At this point, I created a VM using the /vms/kali/kali.vmdk file as the root device and added the LiveCD as a boot CD, as I figured I would probably need to reinstall grub. (Grub on my real disk uses the grub.cfg from /dev/sda1 which isn't being included here.) I booted from the LiveCD, set up a chroot, chroot and ran grub-install:

$ mkdir /target
$ mount /dev/sda6 /target
$ mount /dev/sda2 /target/boot
$ for x in sys dev proc;do mount -o bind /$x /target/$x;done
$ chroot /target /bin/bash
# grub-install /dev/sda
Installation finished. No error reported.

Awesome! I rebooted, tried to boot from the hard disk, got as far as "GRUB Loading", and... nothing more. Well, crap. I re-tried reinstalling grub, ran grub-setup with -v to make sure it was looking at the right partition, everything I could think of. A Virtualbox bug report suggested that Grub2 booting on raw partitions was broken. But I'm pretty hardheaded. After looking at Grub2 docs and even the source, I realized that Grub2 uses the entire space between the MBR and the 1st partition for its "core.img". It turns out that VirtualBox only creates a 63-sector long MBR/DOS compatibility area before mapping the partitions, but my partition table is 1MB aligned (as has been the default for some time, due to "Advanced Format" drives and SSDs). VirtualBox created the following mapping:

RW 63 FLAT "Kali-pt.vmdk" 0
RW 1985 ZERO 
RW 2048000 ZERO 
RW 1048576 FLAT "/dev/sda2" 0
RW 63 FLAT "Kali-pt.vmdk" 63
RW 1985 ZERO 
RW 1536000000 ZERO 
RW 63 FLAT "Kali-pt.vmdk" 126
RW 1985 ZERO 
RW 102400000 FLAT "/dev/sda6" 0
RW 312022448 ZERO 

I think RW is a read/write mapping (might be raw?). The number is the number of 512B sectors for that extent, FLAT means map 1:1 to a file, then the file (or device) name, and finally, an offset in that device/file. (0 for full devices). The ZERO mapping seems to function like /dev/null: reads are zero, writes go into a black hole. Could grub be writing into that black hole and thus be missing part of the bootloader when I reboot? I decided to give Grub the full 2048 sectors that my partition table wanted, but in order to do that, I would need to rewrite the Kali-pt.vmdk raw file and update the extents.

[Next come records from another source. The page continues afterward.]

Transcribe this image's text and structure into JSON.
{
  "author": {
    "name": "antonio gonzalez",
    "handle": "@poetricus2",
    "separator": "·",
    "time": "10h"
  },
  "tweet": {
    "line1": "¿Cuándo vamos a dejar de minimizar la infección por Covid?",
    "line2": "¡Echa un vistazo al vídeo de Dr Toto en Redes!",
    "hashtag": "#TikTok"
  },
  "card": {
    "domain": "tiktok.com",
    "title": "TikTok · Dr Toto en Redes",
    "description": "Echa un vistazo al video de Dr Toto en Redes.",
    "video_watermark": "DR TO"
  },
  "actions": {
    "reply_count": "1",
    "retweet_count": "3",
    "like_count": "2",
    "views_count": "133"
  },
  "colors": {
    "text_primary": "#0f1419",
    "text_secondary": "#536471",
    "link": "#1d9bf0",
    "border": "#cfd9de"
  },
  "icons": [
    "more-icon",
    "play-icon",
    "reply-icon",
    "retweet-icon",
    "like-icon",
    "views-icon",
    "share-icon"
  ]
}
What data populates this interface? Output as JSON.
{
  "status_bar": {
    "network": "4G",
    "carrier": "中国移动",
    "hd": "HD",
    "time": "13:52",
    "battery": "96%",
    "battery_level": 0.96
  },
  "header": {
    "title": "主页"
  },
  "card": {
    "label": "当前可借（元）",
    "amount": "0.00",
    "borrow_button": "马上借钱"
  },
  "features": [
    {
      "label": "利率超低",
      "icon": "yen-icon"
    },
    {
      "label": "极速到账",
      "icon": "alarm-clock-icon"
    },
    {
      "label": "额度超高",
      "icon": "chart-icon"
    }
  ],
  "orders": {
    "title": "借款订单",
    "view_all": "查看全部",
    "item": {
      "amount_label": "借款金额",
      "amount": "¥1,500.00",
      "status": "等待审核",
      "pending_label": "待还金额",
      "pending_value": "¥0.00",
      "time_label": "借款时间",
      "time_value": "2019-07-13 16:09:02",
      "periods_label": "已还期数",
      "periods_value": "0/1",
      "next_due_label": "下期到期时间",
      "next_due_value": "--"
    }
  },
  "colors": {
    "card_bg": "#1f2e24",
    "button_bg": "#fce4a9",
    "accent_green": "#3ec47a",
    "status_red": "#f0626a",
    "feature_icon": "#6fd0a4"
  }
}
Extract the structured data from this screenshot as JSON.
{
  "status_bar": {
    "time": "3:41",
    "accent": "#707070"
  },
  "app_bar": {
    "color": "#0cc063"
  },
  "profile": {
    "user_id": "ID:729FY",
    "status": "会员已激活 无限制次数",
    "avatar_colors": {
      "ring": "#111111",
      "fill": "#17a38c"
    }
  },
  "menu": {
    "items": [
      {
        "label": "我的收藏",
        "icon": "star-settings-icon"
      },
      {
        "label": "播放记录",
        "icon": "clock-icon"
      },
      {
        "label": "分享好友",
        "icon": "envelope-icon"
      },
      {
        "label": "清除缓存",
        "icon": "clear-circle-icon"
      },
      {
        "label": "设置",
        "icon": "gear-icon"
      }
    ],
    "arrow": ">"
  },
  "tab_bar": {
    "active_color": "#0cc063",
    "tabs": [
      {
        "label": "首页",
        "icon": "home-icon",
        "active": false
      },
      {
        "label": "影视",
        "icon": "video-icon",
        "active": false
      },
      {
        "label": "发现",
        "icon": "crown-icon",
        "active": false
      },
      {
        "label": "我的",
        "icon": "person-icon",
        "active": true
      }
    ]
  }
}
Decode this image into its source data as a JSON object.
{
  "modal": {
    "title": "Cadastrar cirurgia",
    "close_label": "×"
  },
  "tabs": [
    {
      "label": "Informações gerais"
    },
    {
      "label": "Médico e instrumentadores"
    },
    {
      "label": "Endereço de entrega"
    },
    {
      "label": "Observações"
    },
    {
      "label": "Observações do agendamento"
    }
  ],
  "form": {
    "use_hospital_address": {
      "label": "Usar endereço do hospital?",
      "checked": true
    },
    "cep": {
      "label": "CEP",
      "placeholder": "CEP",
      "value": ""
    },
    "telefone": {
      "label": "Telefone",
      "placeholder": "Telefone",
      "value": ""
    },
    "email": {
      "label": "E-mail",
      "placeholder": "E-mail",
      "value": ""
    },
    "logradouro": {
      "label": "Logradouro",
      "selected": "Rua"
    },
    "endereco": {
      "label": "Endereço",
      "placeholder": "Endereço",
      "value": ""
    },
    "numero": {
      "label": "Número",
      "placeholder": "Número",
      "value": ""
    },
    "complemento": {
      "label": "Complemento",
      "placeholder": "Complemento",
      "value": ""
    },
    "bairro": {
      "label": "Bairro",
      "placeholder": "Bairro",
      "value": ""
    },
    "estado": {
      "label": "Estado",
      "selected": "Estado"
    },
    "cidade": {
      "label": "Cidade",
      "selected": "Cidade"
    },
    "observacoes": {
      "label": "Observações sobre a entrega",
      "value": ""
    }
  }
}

I used dd to rewrite the vmdk with more space before the 1st partition:

$ dd if=Kali-pt.vmdk bs=512 count=63 of=Kali-fixed.vmdk
$ dd if=/dev/zero bs=512 count=1985 seek=63 of=Kali-fixed.vmdk
$ dd if=Kali-pt.vmdk bs=512 skip=63 seek=2048 of=Kali-fixed.vmdk
$ mv Kali-fixed.vmdk Kali-pt.vmdk

Then I updated the extent mapping by getting rid of the first 1985 ZERO and changing the first 63 sector mapping to a full 2048 sectors, and adjusting the offsets into Kali-pt.vmdk elsewhere:

RW 2048 FLAT "Kali-pt.vmdk" 0
RW 2048000 ZERO 
RW 1048576 FLAT "/dev/sda2" 0
RW 63 FLAT "Kali-pt.vmdk" 2048
RW 1985 ZERO 
RW 1536000000 ZERO 
RW 63 FLAT "Kali-pt.vmdk" 2111
RW 1985 ZERO 
RW 102400000 FLAT "/dev/sda6" 0
RW 312022448 ZERO 

After all this, I rebooted off the LiveCD once again and re-ran the grub-install command (hoping that 2048 sectors was enough for Grub to install to) and then booted back off the disk. Finally, it worked!

What should've been a 30 minute task to get VirtualBox booting my raw partition ended up taking 3 hours of debugging. Hopefully this can save someone else (or myself when I forget all this...) some time.